LET OP: eindigt een voltooid deelwoord van zichtzelf al op een 'd' of 't' dan komt er geen extra -d of -t achter.

 

De TaXiKoFSCHiP regel:

1. zoek de stam van het werkwoord

2. kijk naar de laatste letter van de stam

3. kijk of de in het TaXiKoFSCHiP zit

4a. zo ja: dan eindigt het voltooid deelwoord op een -t

4b. zo niet: dan eindigt het voltooid deelwoord op een -d

 

Was deze uitleg nog niet duidelijk, kijk dan het volgende filmpje:

het voltooid deelwoord

Extra informatie

Wil je meer weten over Hulpwerkwoorden of voorvoegsel kijk dan de filmpjes hieronder. Is de instructie duidelijk dan kan je verder gaan met de opdrachten.

Hulpwerkwoorden:

hulpwerkwoorden

Wil je oefeneningen maken die over hulpwerkwoorden gaan? kijk dan naar onderstaande link:

oefeningen hulpwerkwoorden

Wil je meer weten over voorvoegels? kijk dan hier:

voorvoegsels

opdracht 6

extra opdracht

Eindtoets

Toets: werkwoordspelling persoonsvorm tt & vt en voltooid deelwoord

Start

Eindopdracht

Je hebt nu werkwoordpelling persoonsvorm tegenwoordige en verleden tijd onder de knie! Super!

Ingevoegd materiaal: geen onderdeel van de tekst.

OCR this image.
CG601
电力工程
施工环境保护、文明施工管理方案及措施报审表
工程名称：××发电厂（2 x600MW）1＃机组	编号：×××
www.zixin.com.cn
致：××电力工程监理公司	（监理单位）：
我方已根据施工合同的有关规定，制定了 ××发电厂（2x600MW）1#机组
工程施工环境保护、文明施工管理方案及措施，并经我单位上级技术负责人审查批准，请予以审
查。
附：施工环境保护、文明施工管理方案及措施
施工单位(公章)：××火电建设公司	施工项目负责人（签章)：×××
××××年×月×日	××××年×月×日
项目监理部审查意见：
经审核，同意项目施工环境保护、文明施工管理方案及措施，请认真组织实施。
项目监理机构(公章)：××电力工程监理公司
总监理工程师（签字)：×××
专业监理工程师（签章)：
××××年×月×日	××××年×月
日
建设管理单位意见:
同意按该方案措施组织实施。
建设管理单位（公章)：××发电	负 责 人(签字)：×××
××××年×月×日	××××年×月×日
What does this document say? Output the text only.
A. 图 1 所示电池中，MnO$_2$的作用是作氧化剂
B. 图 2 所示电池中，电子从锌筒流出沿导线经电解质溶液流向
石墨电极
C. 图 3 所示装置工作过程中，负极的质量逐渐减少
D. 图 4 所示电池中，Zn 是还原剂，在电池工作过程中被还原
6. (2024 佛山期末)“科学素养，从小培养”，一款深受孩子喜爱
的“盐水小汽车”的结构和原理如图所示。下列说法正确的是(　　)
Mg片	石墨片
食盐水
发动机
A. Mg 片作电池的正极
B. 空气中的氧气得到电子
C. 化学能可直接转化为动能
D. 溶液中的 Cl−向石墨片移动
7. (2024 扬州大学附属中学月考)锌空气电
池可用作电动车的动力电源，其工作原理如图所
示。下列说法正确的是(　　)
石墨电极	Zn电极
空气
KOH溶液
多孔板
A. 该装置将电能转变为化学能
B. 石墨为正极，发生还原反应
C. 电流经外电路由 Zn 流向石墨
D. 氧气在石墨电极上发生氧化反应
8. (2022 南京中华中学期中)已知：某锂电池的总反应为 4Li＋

Tijd voor de eindopdracht.

Je kan kiezen uit twee opdrachten:

1: Schrijf een verslag van minimaal 1 A4 over de stage die je hebt gelopen:

- geef het verslag een titel

- schrijf het in lettergrootte 11 lettertype arial

- let op werkwoordspelling

 

2: Schrijf een fictief verhaal van minimaal 1 A4:

- geef het verhaal een titel

- schrijf in lettergrootte 11 en lettertype arial

- let op werkwoordspelling

 

Is je verhaal of verslag af dan geef je deze aan een klasgenoot ter controle.

Het wordt beoordeeld op werkwoordspelling.

- 2F maximaal 7 fout

- 3F maximaal 5 fout

 

Van de docent hoor je waar je het verhaal na de controle van je klasgenoot kan inleveren!